Die Bräuche im Mai zeigen sich allerdings oft alles andere als heilig. Das beginnt schon am Vorabend des Monatsersten. Er war in den Dörfern eine gefürchtete Unruhnacht. Vor 80 Jahren schrieb der Heimatforscher Leopold Teufelsbauer (1886-1946): "Wie nun draußen in der Natur alle Lebenskraft erwacht und sich oft stürmisch entfaltet, so scheint es auch im Menschenleben, das manchmal mit seinen Kräften nicht hauszuhalten weiß und sich austoben will … Wagen wurden zerlegt und mit Mist beladen auf die Hausdächer gestellt, Firmentafeln umgehängt, Arbeitsgeräte auf Bäume gezogen und anderes." Solche Rüge traf unbeliebte Dorfbewohner und wurde auch "Philippeln" genannt, weil bis 1955 die Apostel Philipp und Jakob am 1.Mai im Kalender standen. Eine andere Aktion der Burschen, das Ziehen von Steigen zwischen den Häusern von Verliebten, erfreute sich in letzter Zeit besonderer Beliebtheit. Wer in der jüngsten Vergangenheit Anfang Mai feldforschend im Weinviertel unterwegs war, konnte kilometerlange "Maistriche" verfolgen.
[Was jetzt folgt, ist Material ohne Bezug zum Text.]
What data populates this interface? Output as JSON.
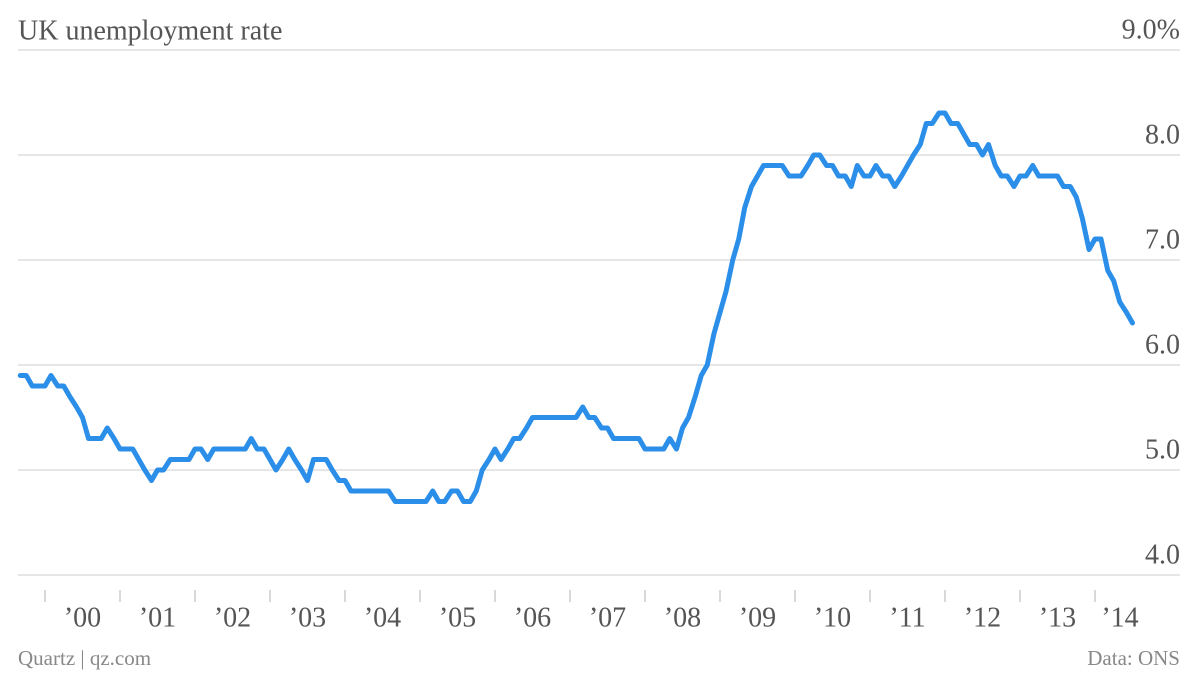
{
  "chart_data": {
    "type": "line",
    "title": "UK unemployment rate",
    "credit": "Quartz | qz.com",
    "source": "Data: ONS",
    "color": "#2b8ee8",
    "grid": true,
    "xlim": [
      1999.64,
      2014.5
    ],
    "ylim": [
      4,
      9
    ],
    "yticks": [
      {
        "value": 9,
        "label": "9.0%"
      },
      {
        "value": 8,
        "label": "8.0"
      },
      {
        "value": 7,
        "label": "7.0"
      },
      {
        "value": 6,
        "label": "6.0"
      },
      {
        "value": 5,
        "label": "5.0"
      },
      {
        "value": 4,
        "label": "4.0"
      }
    ],
    "xticks": [
      {
        "value": 2000,
        "label": "’00"
      },
      {
        "value": 2001,
        "label": "’01"
      },
      {
        "value": 2002,
        "label": "’02"
      },
      {
        "value": 2003,
        "label": "’03"
      },
      {
        "value": 2004,
        "label": "’04"
      },
      {
        "value": 2005,
        "label": "’05"
      },
      {
        "value": 2006,
        "label": "’06"
      },
      {
        "value": 2007,
        "label": "’07"
      },
      {
        "value": 2008,
        "label": "’08"
      },
      {
        "value": 2009,
        "label": "’09"
      },
      {
        "value": 2010,
        "label": "’10"
      },
      {
        "value": 2011,
        "label": "’11"
      },
      {
        "value": 2012,
        "label": "’12"
      },
      {
        "value": 2013,
        "label": "’13"
      },
      {
        "value": 2014,
        "label": "’14"
      }
    ],
    "x": [
      1999.67,
      1999.75,
      1999.83,
      1999.92,
      2000,
      2000.08,
      2000.17,
      2000.25,
      2000.33,
      2000.42,
      2000.5,
      2000.58,
      2000.67,
      2000.75,
      2000.83,
      2000.92,
      2001,
      2001.08,
      2001.17,
      2001.25,
      2001.33,
      2001.42,
      2001.5,
      2001.58,
      2001.67,
      2001.75,
      2001.83,
      2001.92,
      2002,
      2002.08,
      2002.17,
      2002.25,
      2002.33,
      2002.42,
      2002.5,
      2002.58,
      2002.67,
      2002.75,
      2002.83,
      2002.92,
      2003,
      2003.08,
      2003.17,
      2003.25,
      2003.33,
      2003.42,
      2003.5,
      2003.58,
      2003.67,
      2003.75,
      2003.83,
      2003.92,
      2004,
      2004.08,
      2004.17,
      2004.25,
      2004.33,
      2004.42,
      2004.5,
      2004.58,
      2004.67,
      2004.75,
      2004.83,
      2004.92,
      2005,
      2005.08,
      2005.17,
      2005.25,
      2005.33,
      2005.42,
      2005.5,
      2005.58,
      2005.67,
      2005.75,
      2005.83,
      2005.92,
      2006,
      2006.08,
      2006.17,
      2006.25,
      2006.33,
      2006.42,
      2006.5,
      2006.58,
      2006.67,
      2006.75,
      2006.83,
      2006.92,
      2007,
      2007.08,
      2007.17,
      2007.25,
      2007.33,
      2007.42,
      2007.5,
      2007.58,
      2007.67,
      2007.75,
      2007.83,
      2007.92,
      2008,
      2008.08,
      2008.17,
      2008.25,
      2008.33,
      2008.42,
      2008.5,
      2008.58,
      2008.67,
      2008.75,
      2008.83,
      2008.92,
      2009,
      2009.08,
      2009.17,
      2009.25,
      2009.33,
      2009.42,
      2009.5,
      2009.58,
      2009.67,
      2009.75,
      2009.83,
      2009.92,
      2010,
      2010.08,
      2010.17,
      2010.25,
      2010.33,
      2010.42,
      2010.5,
      2010.58,
      2010.67,
      2010.75,
      2010.83,
      2010.92,
      2011,
      2011.08,
      2011.17,
      2011.25,
      2011.33,
      2011.42,
      2011.5,
      2011.58,
      2011.67,
      2011.75,
      2011.83,
      2011.92,
      2012,
      2012.08,
      2012.17,
      2012.25,
      2012.33,
      2012.42,
      2012.5,
      2012.58,
      2012.67,
      2012.75,
      2012.83,
      2012.92,
      2013,
      2013.08,
      2013.17,
      2013.25,
      2013.33,
      2013.42,
      2013.5,
      2013.58,
      2013.67,
      2013.75,
      2013.83,
      2013.92,
      2014,
      2014.08,
      2014.17,
      2014.25,
      2014.33,
      2014.42,
      2014.5
    ],
    "values": [
      5.9,
      5.9,
      5.8,
      5.8,
      5.8,
      5.9,
      5.8,
      5.8,
      5.7,
      5.6,
      5.5,
      5.3,
      5.3,
      5.3,
      5.4,
      5.3,
      5.2,
      5.2,
      5.2,
      5.1,
      5.0,
      4.9,
      5.0,
      5.0,
      5.1,
      5.1,
      5.1,
      5.1,
      5.2,
      5.2,
      5.1,
      5.2,
      5.2,
      5.2,
      5.2,
      5.2,
      5.2,
      5.3,
      5.2,
      5.2,
      5.1,
      5.0,
      5.1,
      5.2,
      5.1,
      5.0,
      4.9,
      5.1,
      5.1,
      5.1,
      5.0,
      4.9,
      4.9,
      4.8,
      4.8,
      4.8,
      4.8,
      4.8,
      4.8,
      4.8,
      4.7,
      4.7,
      4.7,
      4.7,
      4.7,
      4.7,
      4.8,
      4.7,
      4.7,
      4.8,
      4.8,
      4.7,
      4.7,
      4.8,
      5.0,
      5.1,
      5.2,
      5.1,
      5.2,
      5.3,
      5.3,
      5.4,
      5.5,
      5.5,
      5.5,
      5.5,
      5.5,
      5.5,
      5.5,
      5.5,
      5.6,
      5.5,
      5.5,
      5.4,
      5.4,
      5.3,
      5.3,
      5.3,
      5.3,
      5.3,
      5.2,
      5.2,
      5.2,
      5.2,
      5.3,
      5.2,
      5.4,
      5.5,
      5.7,
      5.9,
      6.0,
      6.3,
      6.5,
      6.7,
      7.0,
      7.2,
      7.5,
      7.7,
      7.8,
      7.9,
      7.9,
      7.9,
      7.9,
      7.8,
      7.8,
      7.8,
      7.9,
      8.0,
      8.0,
      7.9,
      7.9,
      7.8,
      7.8,
      7.7,
      7.9,
      7.8,
      7.8,
      7.9,
      7.8,
      7.8,
      7.7,
      7.8,
      7.9,
      8.0,
      8.1,
      8.3,
      8.3,
      8.4,
      8.4,
      8.3,
      8.3,
      8.2,
      8.1,
      8.1,
      8.0,
      8.1,
      7.9,
      7.8,
      7.8,
      7.7,
      7.8,
      7.8,
      7.9,
      7.8,
      7.8,
      7.8,
      7.8,
      7.7,
      7.7,
      7.6,
      7.4,
      7.1,
      7.2,
      7.2,
      6.9,
      6.8,
      6.6,
      6.5,
      6.4
    ]
  }
}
Im Unterschied zu früher, und zum Ärger der Bürgermeister und Straßenverantwortlichen, werden die Spuren nicht mehr einfach mit Kalk gepinselt, sondern man füllt eine Kalk-Öl-Mischung in ein Fass, und lässt dieses während der nächtlichen Traktorfahrt ausrinnen. Früher mussten die jungen Frauen die Zeichen der Schande beseitigen, bevor sie jemand am nächsten Morgen bemerkte.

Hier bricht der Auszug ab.